Abstract While potent ART of Simian Immunodeficiency virus (SIV) infected monkeys rapidly contains viral replication to undetectable levels in plasma, our recently developed viral env directed immunoPET/CT imaging technology has been able to detect foyers of continued SIV signals even after prolonged ART. However, the resolution of the technique is restricted to the 1-2 mm range, far from the “cellular level”, and it remains to be fully adapted and optimized for the detection of HIV. Therefore, here we propose to optimize our immune-PET/CT technology to detect HIV env in vivo both in the context of simian/human immunodeficiency virus (SHIV) infection of macaques under antiretroviral therapy (ART) paving the way for a future translation of the technology to the human clinic. However, to address reservoirs at a cellular and molecular level, we will combine the PET probes with fluorescent moieties emitting in the near-infrared range. Using a Fluobeam, hand-held, near-IR imaging system, we will be able to identify viral reservoirs in organs and tissues and collect the appropriate biopsies and necropsies. Analysis of positive vs negative tissues will follow by confocal, flow cytometry and RNASeq technologies. This will allow us the ability to precisely dissect which cell lineages continue to support residual viral replication under ART, identify their environment, and determine whether the continued replication is secondary to lower local levels of ART, specific activation and/or lack of local antiviral mechanisms. It will also allow for testing whether fully latent viral reservoirs exist in sites that are negative for immunoPET/CT signals. We will first optimize the detection of HIV clades B, C and AE by immunoPE/CT since the optimal probes are anticipated to differ between these clades. We will then focus on the SHIV providing the highest viral load set points to address reservoir longevity under ART in vivo, as well as functional reservoirs from which viral loads will rebound post ART interruption. The use of immunoPET/CT combined with near-IR mapping of viral signal will allow for whole body to single cell analyses of the SHIV reservoir in this model, with comparison of tissues from persistent reservoirs relative to correlated tissues negative for viral signals.

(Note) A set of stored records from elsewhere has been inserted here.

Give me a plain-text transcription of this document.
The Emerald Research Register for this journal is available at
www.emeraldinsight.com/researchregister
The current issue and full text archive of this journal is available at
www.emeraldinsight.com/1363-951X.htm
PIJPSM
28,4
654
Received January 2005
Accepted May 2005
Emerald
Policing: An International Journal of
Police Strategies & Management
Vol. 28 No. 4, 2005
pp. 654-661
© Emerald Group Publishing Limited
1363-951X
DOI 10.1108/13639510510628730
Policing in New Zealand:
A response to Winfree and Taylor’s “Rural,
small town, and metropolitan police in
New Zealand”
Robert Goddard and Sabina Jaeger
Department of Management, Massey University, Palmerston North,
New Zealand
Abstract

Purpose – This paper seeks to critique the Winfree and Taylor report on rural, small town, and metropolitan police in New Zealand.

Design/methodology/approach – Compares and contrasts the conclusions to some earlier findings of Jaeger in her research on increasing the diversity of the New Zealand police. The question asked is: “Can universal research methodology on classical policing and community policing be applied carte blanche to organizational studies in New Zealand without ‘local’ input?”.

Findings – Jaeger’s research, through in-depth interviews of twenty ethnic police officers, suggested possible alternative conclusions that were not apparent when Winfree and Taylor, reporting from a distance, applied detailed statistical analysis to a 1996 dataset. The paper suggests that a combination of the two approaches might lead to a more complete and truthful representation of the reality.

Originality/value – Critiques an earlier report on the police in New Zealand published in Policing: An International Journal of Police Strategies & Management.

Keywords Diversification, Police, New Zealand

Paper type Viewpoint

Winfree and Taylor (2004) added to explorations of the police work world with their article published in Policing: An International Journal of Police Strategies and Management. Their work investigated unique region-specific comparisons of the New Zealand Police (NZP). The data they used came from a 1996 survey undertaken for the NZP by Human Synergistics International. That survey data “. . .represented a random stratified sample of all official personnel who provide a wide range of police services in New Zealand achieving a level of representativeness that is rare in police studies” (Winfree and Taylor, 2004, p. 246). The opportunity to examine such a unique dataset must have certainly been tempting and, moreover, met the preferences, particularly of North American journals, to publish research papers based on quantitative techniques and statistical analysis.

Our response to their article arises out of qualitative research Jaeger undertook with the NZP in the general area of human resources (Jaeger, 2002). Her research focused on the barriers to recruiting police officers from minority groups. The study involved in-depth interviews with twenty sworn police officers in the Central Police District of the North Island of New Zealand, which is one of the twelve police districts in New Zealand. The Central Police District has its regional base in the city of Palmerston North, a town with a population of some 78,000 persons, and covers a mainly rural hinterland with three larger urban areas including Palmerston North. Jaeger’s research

This will also permit the delineation of functional differences between these similar tissues, providing mechanistic clues for the longevity of SHIV reservoirs in vivo.

抽象的 虽然对猿猴免疫缺陷病毒 (SIV) 感染的猴子进行有效的 ART 治疗，但可以迅速抑制病毒复制，从而 我们最近开发的病毒环境定向免疫 PET/CT 成像技术在血浆中检测不到水平 即使在长时间的 ART 之后，也能够检测到持续的 SIV 信号。 该技术仅限于1-2毫米范围，距离“细胞水平”还很远，还有待充分适应 并针对 HIV 检测进行了优化，因此，我们在此建议优化我们的免疫 PET/CT 技术。 在猿猴/人类免疫缺陷病毒 (SHIV) 感染的情况下检测体内 HIV 环境 接受抗逆转录病毒治疗（ART）的猕猴为未来将该技术转化为人类铺平了道路 然而，为了在细胞和分子水平上解决储存库问题，我们将结合 PET 探针。 具有在近红外范围内发射的荧光部分，使用手持式近红外成像 Fluobeam。 系统，我们将能够识别器官和组织中的病毒储存库并收集适当的活检和 随后将通过共聚焦、流式细胞术和 RNASeq 进行尸检分析。 这将使我们能够精确剖析哪些细胞谱系继续支持残留。 ART下的病毒复制，识别其环境，并确定是否继续复制 继发于局部 ART 水平较低、特异性激活和/或局部抗病毒机制缺乏。 允许测试免疫 PET/CT 信号阴性的位点是否存在完全潜伏的病毒库。 我们将首先优化免疫PE/CT对HIV分支B、C和AE的检测，因为最佳探针是 预计这些进化枝之间会有所不同，然后我们将重点关注提供最高病毒载量集的 SHIV。 指出了体内 ART 下病毒库寿命的问题，以及病毒载量的功能性病毒库的问题 ART 中断后，使用免疫PET/CT 结合病毒信号的近红外图谱将会反弹。 将允许对该模型中的 SHIV 储存库进行全身到单细胞分析，并进行组织比较 从相对于相关组织的持久储存库中获取阴性病毒信号。 描述这些相似组织之间的功能差异，为长寿提供机制线索 SHIV 体内储存库。